Добежим до юности

Людмила Роздильская Шварцер
        Зимний вечер. Дождь, снег, ветер. Сажусь в маршрутку. Напротив меня женщина. Полная, немолодая. На её брезгливо сжатые губы яркой помадой наложено изображение других губ, пухлых и игривых. Нос бесформенный. Щедро накрашены глаза. Пухлые щёки. Взгляд цепкий, но безразличный. Одета с дешёвым шиком: дублёнка, из под неё выглядывает юбка со стразами, на голову нахлобучена меховая шапка из чернобурки.

      Зовут её, допустим, Клавдия. Успешный бухгалтер. Ни с кем не дружит. С невесткой сдержанна. К мужу лояльна. Собой довольна. Но к такой по-соседски не придешь попить кофе или покурить. Сидит грозным и величественным сфинксом. А рядом приютился маленький человечек. Обтрёпанная курточка, поношенная шапочка. На ногах ветхие кроссовки и джинсы. Горло обмотано новым пёстрым шарфом. В руках такие же варежки. Временами засыпает и вскидывает голову. Когда он в очередной раз испуганно просыпается, я вижу его глаза – голубые, большие, в обрамлении морщин. Маленький правильный носик, красиво очерченный рот.
На перекрестках склеротический желтый глаз светофора. Людей бросает из стороны в сторону. Все злы, усталы. А Клавдия громко кричит водителю:
– На «Юности» остановите!

         Маленький человечек просыпается и расплывается в широкой улыбке. И я вижу два его одиноких желтых зуба:
– А что, – говорит он, – вы правда можете остановить на юности? И мечтательно:
– Я тоже хочу сойти на юности…


       Это экстрасенс. И я представляю: институт, водка, женщины, утерянные диссертация и квартира. Зато открыл для себя «связь с космосом» и сверхъестественные способности. Рукавички и шарфик связала сердобольная первая жена. Едет к безнадёжному больному.
И мне захотелось тоже сойти на юности, связать экстрасенсу новую шапочку и отдать сапоги моего выросшего сына.

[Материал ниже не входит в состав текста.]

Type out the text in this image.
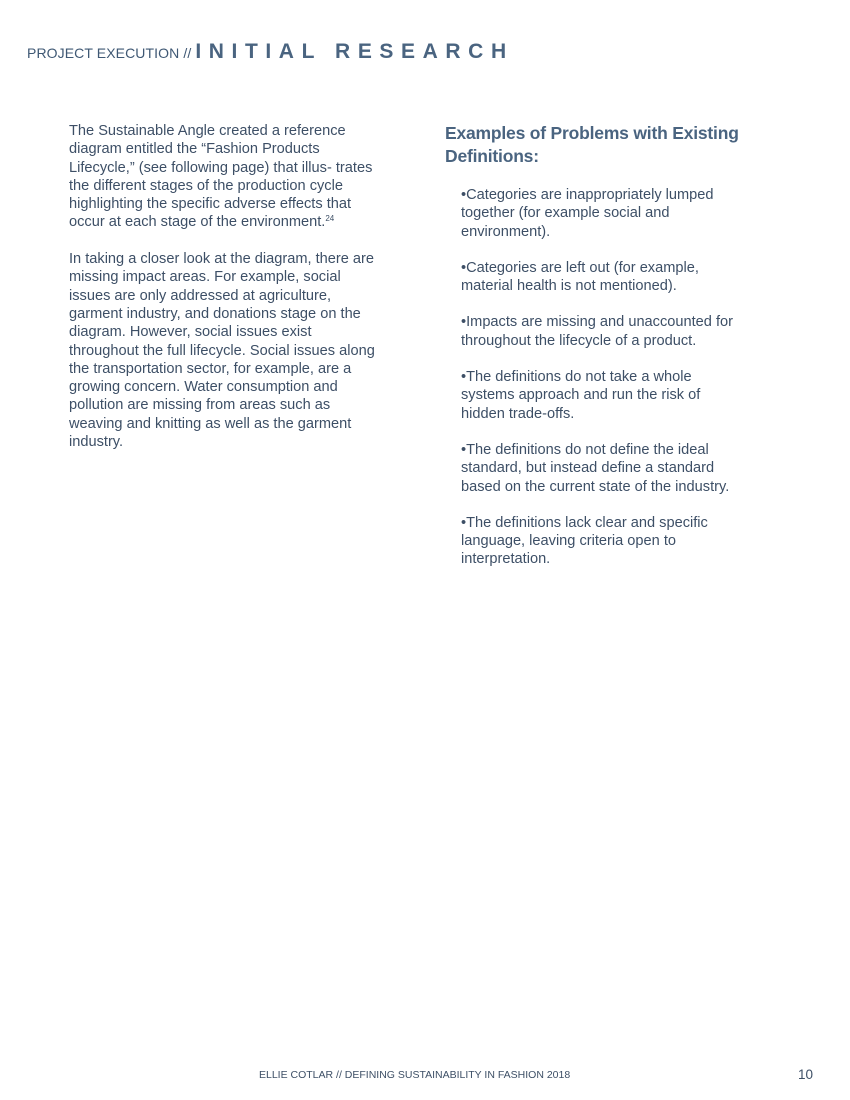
PROJECT EXECUTION // INITIAL RESEARCH

The Sustainable Angle created a reference diagram entitled the “Fashion Products Lifecycle,” (see following page) that illus- trates the different stages of the production cycle highlighting the specific adverse effects that occur at each stage of the environment.$^{24}$

In taking a closer look at the diagram, there are missing impact areas. For example, social issues are only addressed at agriculture, garment industry, and donations stage on the diagram. However, social issues exist throughout the full lifecycle. Social issues along the transportation sector, for example, are a growing concern. Water consumption and pollution are missing from areas such as weaving and knitting as well as the garment industry.

Examples of Problems with Existing Definitions:
•Categories are inappropriately lumped together (for example social and environment).
•Categories are left out (for example, material health is not mentioned).
•Impacts are missing and unaccounted for throughout the lifecycle of a product.
•The definitions do not take a whole systems approach and run the risk of hidden trade-offs.
•The definitions do not define the ideal standard, but instead define a standard based on the current state of the industry.
•The definitions lack clear and specific language, leaving criteria open to interpretation.
ELLIE COTLAR // DEFINING SUSTAINABILITY IN FASHION 2018	10
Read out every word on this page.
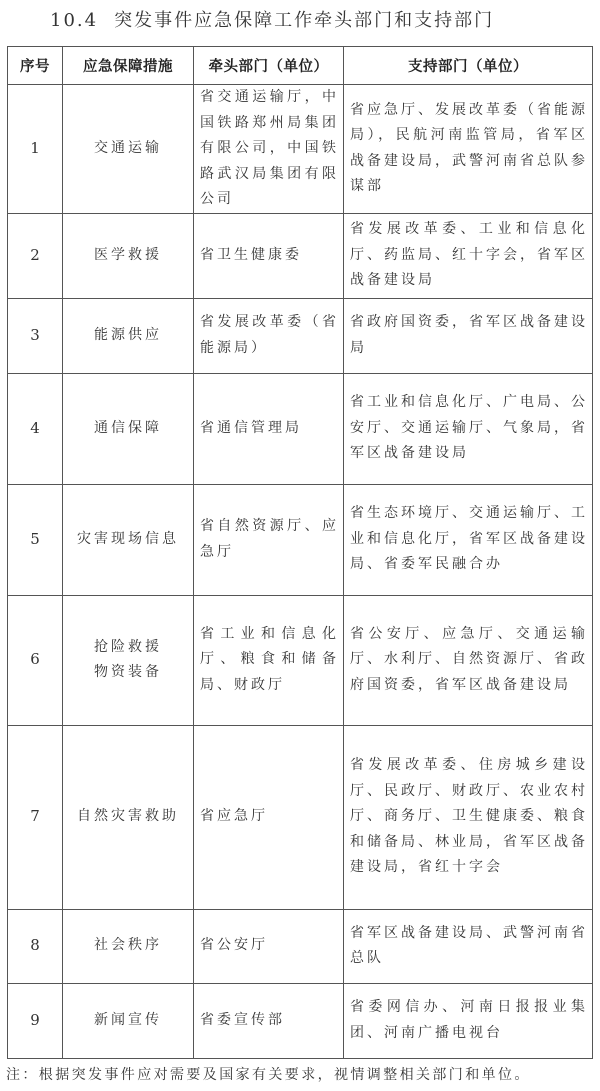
10.4 突发事件应急保障工作牵头部门和支持部门
序号	应急保障措施	牵头部门（单位）	支持部门（单位）
1	交通运输	省交通运输厅，中国铁路郑州局集团有限公司，中国铁路武汉局集团有限公司	省应急厅、发展改革委（省能源局），民航河南监管局，省军区战备建设局，武警河南省总队参谋部
2	医学救援	省卫生健康委	省发展改革委、工业和信息化厅、药监局、红十字会，省军区战备建设局
3	能源供应	省发展改革委（省能源局）	省政府国资委，省军区战备建设局
4	通信保障	省通信管理局	省工业和信息化厅、广电局、公安厅、交通运输厅、气象局，省军区战备建设局
5	灾害现场信息	省自然资源厅、应急厅	省生态环境厅、交通运输厅、工业和信息化厅，省军区战备建设局、省委军民融合办
6	抢险救援物资装备	省工业和信息化厅、粮食和储备局、财政厅	省公安厅、应急厅、交通运输厅、水利厅、自然资源厅、省政府国资委，省军区战备建设局
7	自然灾害救助	省应急厅	省发展改革委、住房城乡建设厅、民政厅、财政厅、农业农村厅、商务厅、卫生健康委、粮食和储备局、林业局，省军区战备建设局，省红十字会
8	社会秩序	省公安厅	省军区战备建设局、武警河南省总队
9	新闻宣传	省委宣传部	省委网信办、河南日报报业集团、河南广播电视台
注：根据突发事件应对需要及国家有关要求，视情调整相关部门和单位。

           Втроем мы сошли на дворце молодёжи «Юность». Завывало. Машины нервно неслись по дороге. Только рекламные щиты продолжали улыбаться и восклицать. Мужчина брёл по лужам, но вдруг остановился и, задрав голову к сумасшедшему небу, закричал:
– Боже! Ведь мне для себя ничего не надо! Дай мне только лечить людей!

        Клавдия раскрыла цветастый зонт. И вдруг у неё сжалось сердце. Стёклышки мозаики сложились, и она вспомнила… Время – на границе дня и ночи. Медовый свет, мягкие тени. Она едет на велосипеде с первым красавцем школы, Стасом. Доверчиво прижимаясь к его гибкой спине, старается стать незаметной, чтоб ничто не мешало её счастью.

        Крепкими руками она держит над собой зонт. Смотрит на жалкую фигурку, комично воюющую со стихией, и кричит:
– Ста-а-ас! Он не слышит. Нахохлился и, не разбирая дороги, пошёл только по ему ведомой кривой жизни. А она продолжает стоять каменной бабой. Зонт вывернуло ветром. По щекам текут чёрные слёзы. Если б они могли растворить весь душевный шлак! Клавдия комично затопала толстыми ногами. Сложила зонт.
– Ничего, ну ничего, ладно, я сейчас, – резко развернулась и быстро ушла в дождь и снег.

          Она уже думала не о Стасе, а о курицах. Ей, маленькой, рассказывала смешливая бабушка:
– Коли стара несушка, так закрою её в сарае. За 3 дня она перепужается и перья сбросит. Но обрастают перья, новые да блестящие. И яйца начинает нести, пуще молодой. Ну, яйца Клавдия нести больше не собиралась, но перепугалась здорово. Разве жизнь уже прошла?

          И я тоже подпала под злое очарование момента. Поэтому на следующий день записалась к маникюрше, педикюрше и в тренажёрный зал. Именно там, на соседней беговой дорожке, я увидела потную Клавдию. Она бежала свой первый километр. Добежим до юности, а, Клавдия?